Le programme, intitulé « Favoriser l’accès à des parcours inclusifs en préapprentissage », a permis à des personnes confrontées à des obstacles à l’éducation d’accéder à une formation sur mesure conçue pour faciliter le développement des compétences, les possibilités d’apprentissage pratique et l’accès à une carrière épanouissante. Afin d’avoir un impact sur l’ensemble du secteur, nous avons recueilli des données, mené des entretiens et mis au point une panoplie de ressources. Citons parmi celles-ci une analyse environnementale, un inventaire des programmes de préapprentissage, un outil sur la diversité et l’inclusion, etc.  

Sur les 84 participants ayant suivi et réussi le programme, 77% ont exprimé leur intérêt à poursuivre une carrière dans un domaine lié aux métiers. Et 60% d’entre eux ont exprimé le désir de suivre un apprentissage.  

Ces résultats mettent en évidence que les programmes de formation formelle peuvent renforcer la passion pour les métiers. Cela est particulièrement vrai pour les personnes traditionnellement sous-représentées dans le secteur. Si nous voulons bâtir un avenir durable, il nous faut davantage d’hommes et de femmes pour la plomberie, la chaudronnerie, l’exploitation d’équipements lourds et la soudure. Ceci permettra de refléter la diversité de nos collectivités.  

L’avenir du secteur 

Nous savons qu’il existe actuellement un fossé entre les employeurs du secteur des métiers et les apprentis. Il peut être difficile pour les employeurs de recruter et de fidéliser de jeunes travailleuses et travailleurs. La rentabilité est souvent affectée par le temps investi dans la formation et les apprentis, aussi enthousiastes soient-ils, ont parfois du mal à trouver un stage. Il faut trouver des solutions à ces défis au fur et à mesure que nos besoins et nos préférences évoluent.  

En tant que porte-parole national des collèges et instituts, nous rassemblons nos établissements dans le cadre de programmes et de projets nationaux. Ces derniers visent à trouver des solutions à des défis économiques et sociaux similaires à ceux rencontrés aujourd’hui dans le secteur des métiers. Il peut notamment s’agir d’accorder des subventions salariales pour aider les étudiantes et étudiants à décrocher un emploi, de mettre au point de nouvelles microcertifications et des méthodes d’enseignement novatrices, d’aider les nouveaux arrivants sur le marché du travail, et bien plus encore.  

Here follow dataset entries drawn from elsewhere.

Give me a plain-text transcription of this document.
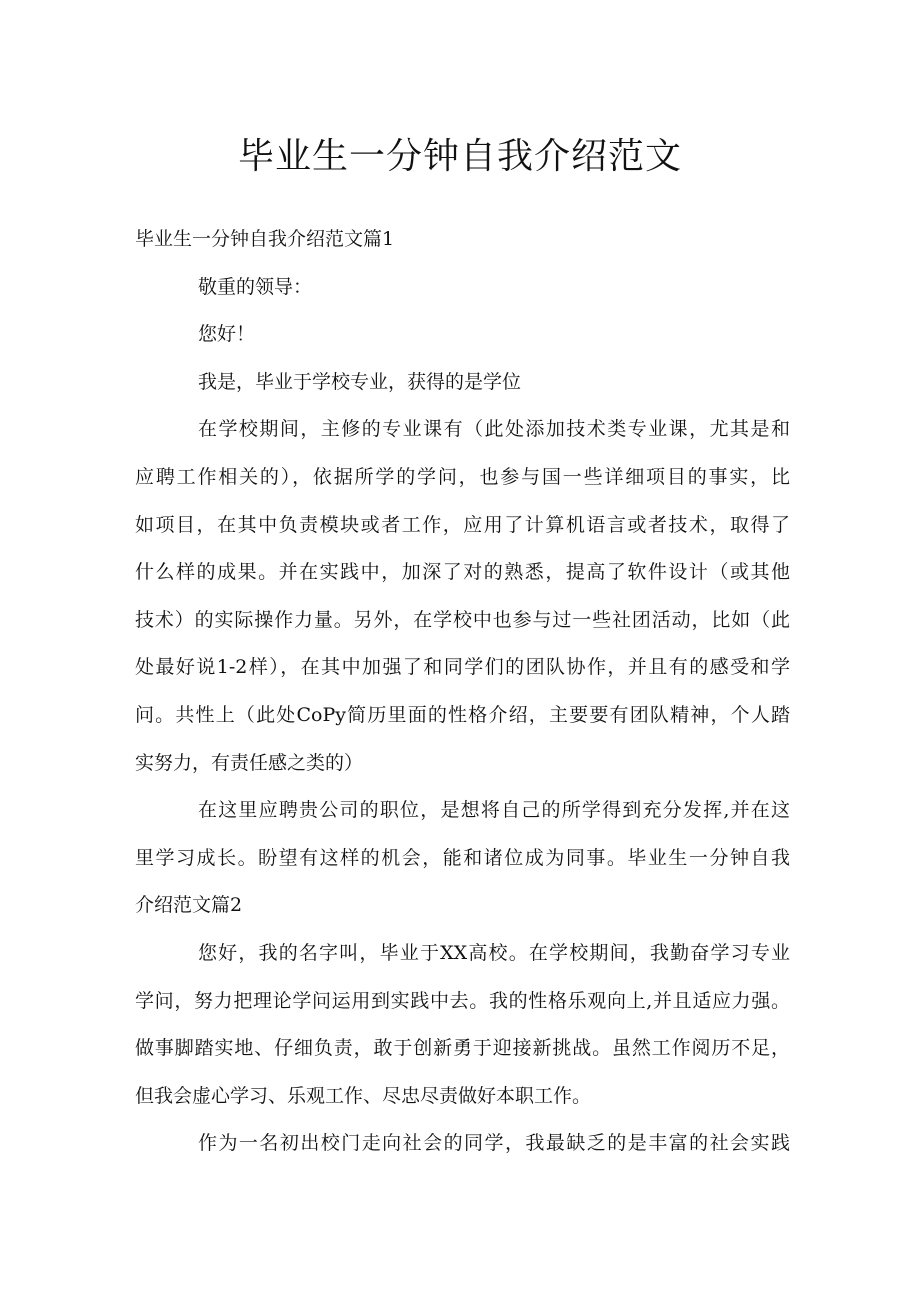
毕业生一分钟自我介绍范文
毕业生一分钟自我介绍范文篇1
敬重的领导：
您好！
我是，毕业于学校专业，获得的是学位
在学校期间，主修的专业课有（此处添加技术类专业课，尤其是和
应聘工作相关的），依据所学的学问，也参与国一些详细项目的事实，比
如项目，在其中负责模块或者工作，应用了计算机语言或者技术，取得了
什么样的成果。并在实践中，加深了对的熟悉，提高了软件设计（或其他
技术）的实际操作力量。另外，在学校中也参与过一些社团活动，比如（此
处最好说1-2样），在其中加强了和同学们的团队协作，并且有的感受和学
问。共性上（此处CoPy简历里面的性格介绍，主要要有团队精神，个人踏
实努力，有责任感之类的）
在这里应聘贵公司的职位，是想将自己的所学得到充分发挥,并在这
里学习成长。盼望有这样的机会，能和诸位成为同事。毕业生一分钟自我
介绍范文篇2
您好，我的名字叫，毕业于XX高校。在学校期间，我勤奋学习专业
学问，努力把理论学问运用到实践中去。我的性格乐观向上,并且适应力强。
做事脚踏实地、仔细负责，敢于创新勇于迎接新挑战。虽然工作阅历不足，
但我会虚心学习、乐观工作、尽忠尽责做好本职工作。
作为一名初出校门走向社会的同学，我最缺乏的是丰富的社会实践
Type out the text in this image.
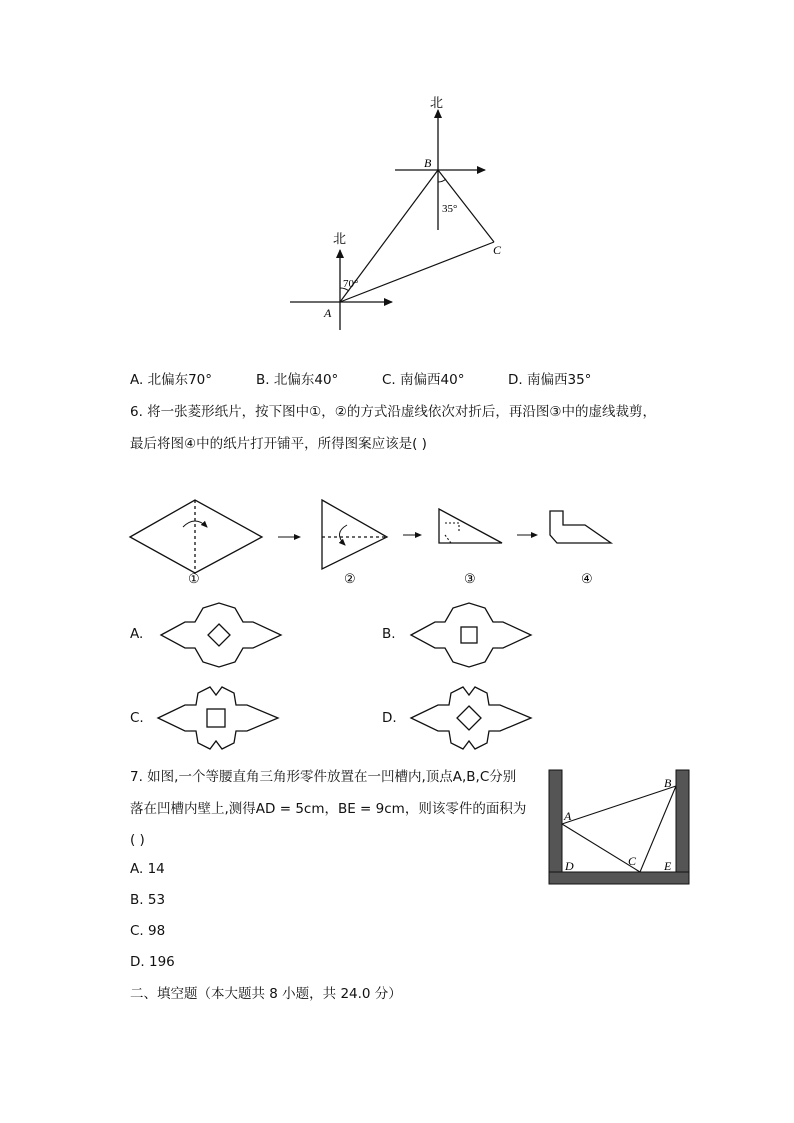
北
北
B
C
A
35°
70°
A. 北偏东70°	B. 北偏东40°	C. 南偏西40°	D. 南偏西35°
6. 将一张菱形纸片，按下图中①，②的方式沿虚线依次对折后，再沿图③中的虚线裁剪，
最后将图④中的纸片打开铺平，所得图案应该是( )
①	②	③	④
A.	B.
C.	D.
7. 如图,一个等腰直角三角形零件放置在一凹槽内,顶点A,B,C分别
落在凹槽内壁上,测得AD = 5cm，BE = 9cm，则该零件的面积为
( )
A
B
C
D	E
A. 14
B. 53
C. 98
D. 196
二、填空题（本大题共 8 小题，共 24.0 分）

Apprentissages Lancement de carrière, par exemple, offre des incitatifs financiers et d’autres ressources aux petits et moyens employeurs des secteurs de la construction et de la fabrication pour les aider à embaucher de nouveaux apprentis. Le programme permet aux employeurs d’accéder aux talents nécessaires pour faire prospérer leur entreprise. Il leur permet aussi de bénéficier d’incitatifs pour recruter, embaucher et intégrer de nouveaux apprentis, sans oublier le soutien nécessaire pour naviguer dans les systèmes de certification des apprentis au Canada, ceux-ci variant d’une province à l’autre. Mais aussi, il contribue à accroître la diversité dans les métiers en incitant les employeurs à embaucher des apprentis issus de groupes traditionnellement sous-représentés dans le secteur et en leur fournissant les ressources nécessaires pour les accompagner dans leur démarche. 

Les collèges et instituts forment un réseau pancanadien de fournisseurs de compétences. À ce titre, ils rendent de telles ressources facilement accessibles aux collectivités et aux employeurs de l’ensemble du pays. Et de fait, avec ses quelque 700 campus, plus de 95% des Canadiens et plus de 86% des peuples autochtones se trouvent à moins de 50 km d’un collège ou d’un institut. 

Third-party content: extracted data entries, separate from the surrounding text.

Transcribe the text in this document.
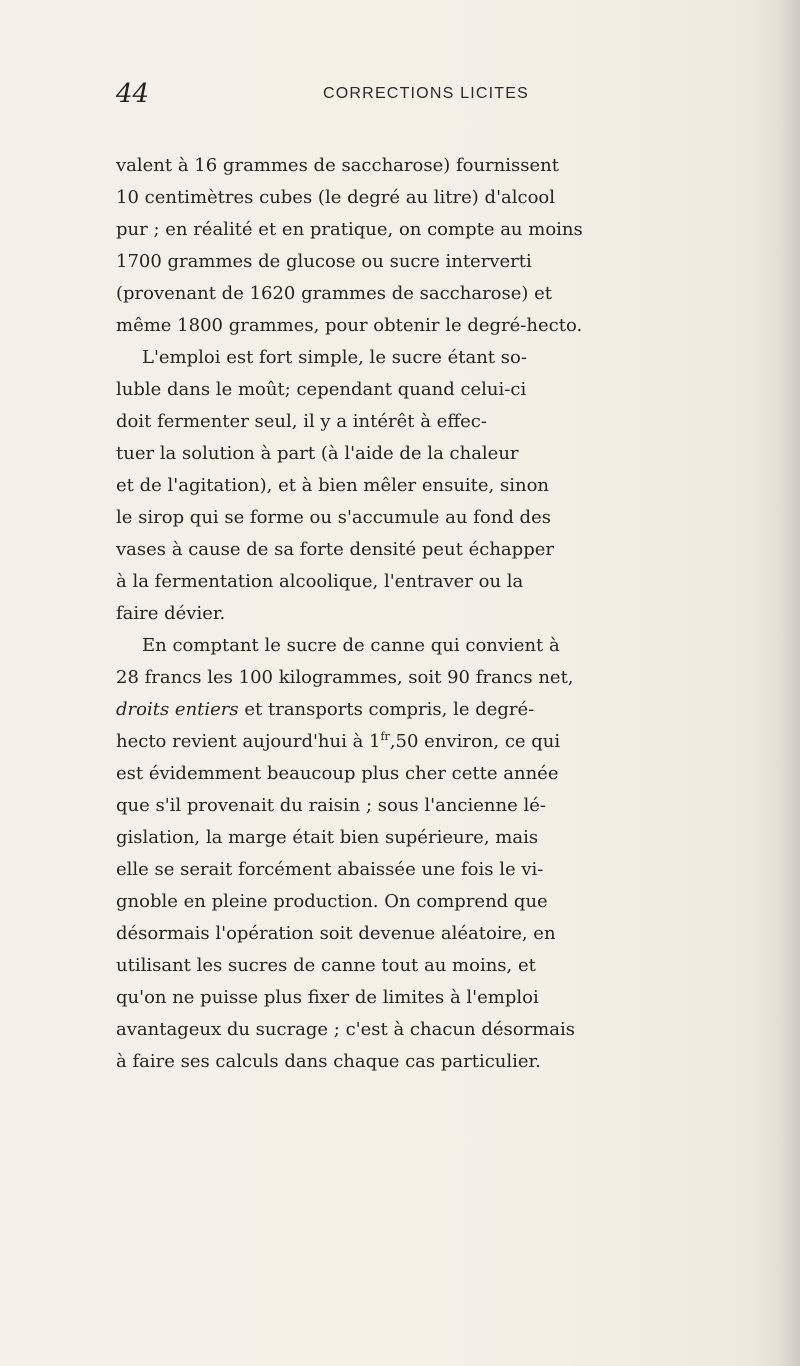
44	CORRECTIONS LICITES
valent à 16 grammes de saccharose) fournissent
10 centimètres cubes (le degré au litre) d'alcool
pur ; en réalité et en pratique, on compte au moins
1700 grammes de glucose ou sucre interverti
(provenant de 1620 grammes de saccharose) et
même 1800 grammes, pour obtenir le degré-hecto.
L'emploi est fort simple, le sucre étant so-
luble dans le moût; cependant quand celui-ci
doit fermenter seul, il y a intérêt à effec-
tuer la solution à part (à l'aide de la chaleur
et de l'agitation), et à bien mêler ensuite, sinon
le sirop qui se forme ou s'accumule au fond des
vases à cause de sa forte densité peut échapper
à la fermentation alcoolique, l'entraver ou la
faire dévier.
En comptant le sucre de canne qui convient à
28 francs les 100 kilogrammes, soit 90 francs net,
droits entiers et transports compris, le degré-
hecto revient aujourd'hui à $1^{fr},50$ environ, ce qui
est évidemment beaucoup plus cher cette année
que s'il provenait du raisin ; sous l'ancienne lé-
gislation, la marge était bien supérieure, mais
elle se serait forcément abaissée une fois le vi-
gnoble en pleine production. On comprend que
désormais l'opération soit devenue aléatoire, en
utilisant les sucres de canne tout au moins, et
qu'on ne puisse plus fixer de limites à l'emploi
avantageux du sucrage ; c'est à chacun désormais
à faire ses calculs dans chaque cas particulier.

Une carrière dans les métiers spécialisés est gratifiante, bien rémunérée et implique un travail hautement qualifié et des connaissances spécialisées – sans parler des possibilités de posséder sa propre entreprise. Nous devons nous efforcer de remettre en question les idées reçues sur la formation professionnelle et les carrières spécialisées telles que les métiers. Elles sont cruciales pour chacune de nos collectivités.  

Les collèges et instituts sont des chefs de file dans le domaine de l’apprentissage axé sur les compétences de haute qualité. Ils font donc partie de la solution.